Moverse,
mudarse, mutar. Cambiar de lugar, hogar, espacio real y digital. Este año, el
movimiento externo e interno se convirtió en una constante diaria y mi
cotidianeidad deja de ser cotidiana. Los días no son siempre los mismos y las
vistas al despertarme, tampoco.
Vengo de
pasar casi un mes en México. Un lugar al que volé esperando encontrar cosas
conocidas; suponiendo que Latinoamerica me recibiría como me recibe una casa a
la que no voy hace tiempo, pero cuyos aromas recuerdo en lo más profundo de mi
ser. Fue así, y no.
Las calles
del Centro Histórico tienen algo de Buenos Aires. Los olores no son lo mismo.
El picante que se huele desde temprano a la mañana y las cartas con nombres de
comidas impronunciables me hicieron sentirme tan extranjera en tierras aztecas
como el contingente de ingleses que venía acarreando. El hecho de que alaben mi
español, también.
Los días
pasaron en Ciudad de México como pasan los vagones de metro: por minuto. Una
estación por minuto, y las miles de personas que pululan por los subsuelos de
una ciudad excavada en el mismísimo corazón de otra ciudad más milenaria, todos
se dieron vuelta al verme subir en algún vagón. Me sentí distinta. Me sentí
diferente en una ciudad que hace todo por recibirte con los brazos abiertos y
una comunidad de gente extraordinaria.
Pero,
asimismo, me sentí en mi salsa – como quién dice – al descubrir que la
comunidad teatral internacional es una suerte de hermandad secreta y que, vayas
donde vayas, una vez que estas adentro de un teatro, sin importar el o los
idiomas que se estén utilizando, el lenguaje es uno mismo. El escenario no
conoce color ni procedencia. Y todos los que trabajamos para hacer que las
cosas pasen, más allá de los ruidos, terremotos, food poisonings y sueros
intravenosos; tampoco.
México fue
una fiesta de la colaboración internacional y el hecho de haber formado parte
de un evento tan único y simbólico como fue llevar un Hamlet inglés al medio de
la Plaza del Zócalo, hacerlo accesible y gratuito para quien quisiera aventurarse
en una historia tan conocida y a la vez no, es el recuerdo más preciado de todo
el viaje. Casi.
El Día de
Muertos en medio de una montaña tirando globos de papel, aprender a comer
comidas dejando de lado el miedo al ardor en los labios, los mercados, las
palabras pegajosas como wey y chido, los colores intensos que pintan cada
rincón del país… un sinfín de imágenes y sabores que lograron acercarme a lo
que en verdad sí es un pueblo hermano lo mires por donde lo mires – sólo hay
que dejarse atrapar. Llevar. Guiar. De la mano.
Y la vuelta
a Londres, bajarme del avión y sentir el golpe de frío seco en la cara, llegar
a mi barrio y que eso sea lo
cotidiano… me hacen preguntarme cada vez más, y a diario casi, si es que uno en
verdad más de ser de un solo lugar puede llegar a sentirse parte de varios.
Una semana
más tarde, y con todo embalado nuevamente, me traslado del otro lado del río, a
una zona completamente extraña para mí. Todas mis rutinas cambian, los trenes,
los horarios, las formas de ir y venir y hasta donde compro mi comida.

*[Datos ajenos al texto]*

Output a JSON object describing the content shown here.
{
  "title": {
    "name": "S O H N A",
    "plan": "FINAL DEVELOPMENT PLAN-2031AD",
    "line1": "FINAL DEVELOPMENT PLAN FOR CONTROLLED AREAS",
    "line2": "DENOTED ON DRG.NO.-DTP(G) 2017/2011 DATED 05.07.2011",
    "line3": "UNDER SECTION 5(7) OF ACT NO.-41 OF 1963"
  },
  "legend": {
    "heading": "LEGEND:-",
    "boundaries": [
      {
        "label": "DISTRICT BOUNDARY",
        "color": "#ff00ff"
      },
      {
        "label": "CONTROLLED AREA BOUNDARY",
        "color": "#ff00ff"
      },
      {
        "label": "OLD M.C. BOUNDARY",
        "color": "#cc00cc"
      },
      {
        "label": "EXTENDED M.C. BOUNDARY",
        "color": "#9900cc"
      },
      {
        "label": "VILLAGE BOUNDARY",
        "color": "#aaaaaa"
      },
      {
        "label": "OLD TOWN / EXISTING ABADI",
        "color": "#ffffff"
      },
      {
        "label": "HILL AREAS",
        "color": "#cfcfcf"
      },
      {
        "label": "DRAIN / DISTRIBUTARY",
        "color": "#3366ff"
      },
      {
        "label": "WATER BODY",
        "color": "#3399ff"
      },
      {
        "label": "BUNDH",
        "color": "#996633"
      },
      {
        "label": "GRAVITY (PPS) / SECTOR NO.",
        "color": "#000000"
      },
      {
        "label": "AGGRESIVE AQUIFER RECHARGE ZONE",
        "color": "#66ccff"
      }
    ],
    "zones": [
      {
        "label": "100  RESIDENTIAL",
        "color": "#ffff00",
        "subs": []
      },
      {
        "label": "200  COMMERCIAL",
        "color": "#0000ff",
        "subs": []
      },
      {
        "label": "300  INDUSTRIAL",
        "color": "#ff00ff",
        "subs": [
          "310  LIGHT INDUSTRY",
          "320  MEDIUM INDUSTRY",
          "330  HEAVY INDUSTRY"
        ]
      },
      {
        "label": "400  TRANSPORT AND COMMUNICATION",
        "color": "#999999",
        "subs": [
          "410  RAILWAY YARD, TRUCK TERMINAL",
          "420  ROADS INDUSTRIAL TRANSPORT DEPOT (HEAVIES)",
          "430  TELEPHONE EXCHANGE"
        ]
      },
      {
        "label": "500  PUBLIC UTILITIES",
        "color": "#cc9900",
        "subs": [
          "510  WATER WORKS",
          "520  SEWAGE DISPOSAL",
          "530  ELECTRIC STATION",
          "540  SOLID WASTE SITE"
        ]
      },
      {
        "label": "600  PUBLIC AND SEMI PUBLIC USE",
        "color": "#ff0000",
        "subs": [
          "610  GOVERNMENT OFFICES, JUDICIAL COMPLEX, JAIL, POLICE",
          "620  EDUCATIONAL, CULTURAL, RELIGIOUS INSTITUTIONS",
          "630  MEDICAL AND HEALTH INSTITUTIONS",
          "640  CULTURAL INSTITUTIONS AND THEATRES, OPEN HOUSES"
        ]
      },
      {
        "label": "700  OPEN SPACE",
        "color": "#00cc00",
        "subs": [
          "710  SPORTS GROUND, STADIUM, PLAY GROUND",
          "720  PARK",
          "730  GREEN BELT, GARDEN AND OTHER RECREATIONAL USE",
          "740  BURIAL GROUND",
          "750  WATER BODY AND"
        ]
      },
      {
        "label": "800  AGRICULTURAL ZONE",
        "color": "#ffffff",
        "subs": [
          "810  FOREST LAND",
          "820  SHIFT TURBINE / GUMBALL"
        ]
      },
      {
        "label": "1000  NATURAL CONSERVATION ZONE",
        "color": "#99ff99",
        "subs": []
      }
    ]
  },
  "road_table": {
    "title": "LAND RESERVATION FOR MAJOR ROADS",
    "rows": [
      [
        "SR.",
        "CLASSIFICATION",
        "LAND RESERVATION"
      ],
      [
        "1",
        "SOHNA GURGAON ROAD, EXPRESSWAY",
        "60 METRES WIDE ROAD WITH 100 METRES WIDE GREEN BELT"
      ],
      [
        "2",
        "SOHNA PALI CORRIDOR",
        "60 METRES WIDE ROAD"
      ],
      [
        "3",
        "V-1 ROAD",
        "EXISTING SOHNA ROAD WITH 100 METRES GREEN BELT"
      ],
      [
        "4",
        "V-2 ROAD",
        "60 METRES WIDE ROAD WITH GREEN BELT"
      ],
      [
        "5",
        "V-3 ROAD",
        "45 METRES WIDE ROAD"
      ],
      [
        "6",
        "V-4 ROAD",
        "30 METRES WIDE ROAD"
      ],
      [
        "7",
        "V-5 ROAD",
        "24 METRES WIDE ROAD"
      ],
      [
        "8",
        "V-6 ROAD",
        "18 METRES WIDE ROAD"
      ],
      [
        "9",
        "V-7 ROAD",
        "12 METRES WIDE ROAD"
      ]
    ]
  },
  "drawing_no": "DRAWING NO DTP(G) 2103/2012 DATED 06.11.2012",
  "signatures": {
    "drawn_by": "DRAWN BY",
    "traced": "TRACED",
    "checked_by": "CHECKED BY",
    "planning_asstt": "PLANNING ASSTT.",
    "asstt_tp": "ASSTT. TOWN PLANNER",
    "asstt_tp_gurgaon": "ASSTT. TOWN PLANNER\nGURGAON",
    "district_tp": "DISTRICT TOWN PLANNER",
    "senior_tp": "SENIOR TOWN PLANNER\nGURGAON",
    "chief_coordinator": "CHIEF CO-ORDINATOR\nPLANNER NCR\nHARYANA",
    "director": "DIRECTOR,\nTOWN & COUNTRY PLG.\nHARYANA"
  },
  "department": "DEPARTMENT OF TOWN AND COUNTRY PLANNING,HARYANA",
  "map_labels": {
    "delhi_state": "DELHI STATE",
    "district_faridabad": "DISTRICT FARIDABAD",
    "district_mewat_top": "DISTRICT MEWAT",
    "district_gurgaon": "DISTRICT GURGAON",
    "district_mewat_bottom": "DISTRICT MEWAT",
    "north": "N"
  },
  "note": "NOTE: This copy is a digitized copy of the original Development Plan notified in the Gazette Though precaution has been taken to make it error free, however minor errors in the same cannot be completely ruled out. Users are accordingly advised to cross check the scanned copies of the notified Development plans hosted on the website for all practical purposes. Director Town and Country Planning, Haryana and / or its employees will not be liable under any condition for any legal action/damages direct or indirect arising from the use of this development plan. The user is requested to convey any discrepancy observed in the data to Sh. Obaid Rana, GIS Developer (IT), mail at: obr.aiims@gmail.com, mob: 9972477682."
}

Adaptarme – sólo por tres semanas – es un nuevo desafío. Cada vez lo hago más
rápido. Paso el mismo tiempo en este barrio que lo que viví en México (porque
yo no siento que pasé por DF, sino que viví ahí).
Me
convierto en un alebrije casi (saben lo que es un alebrije?). Un animal que
está formado por varios y que tiene lo mejor de cada uno para poder subsistir:
yo me mudo, viajo, me muevo por el mundo y junto visas y pasaportes, sellos,
escalas, horas perdidas en aeropuertos. Duermo en una infinidad de camas y me
baño en diferentes baños. Cambio de estación y de usos alimentarios. En dos semanas
vuelvo a Argentina a una casa en la que nunca viví, a un país muy diferente al
que dejé, y me pregunto si sentiré lo mismo que sentí al aterrizar en México, o
lo que sentí al regresar a Londres… o será algo completamente nuevo?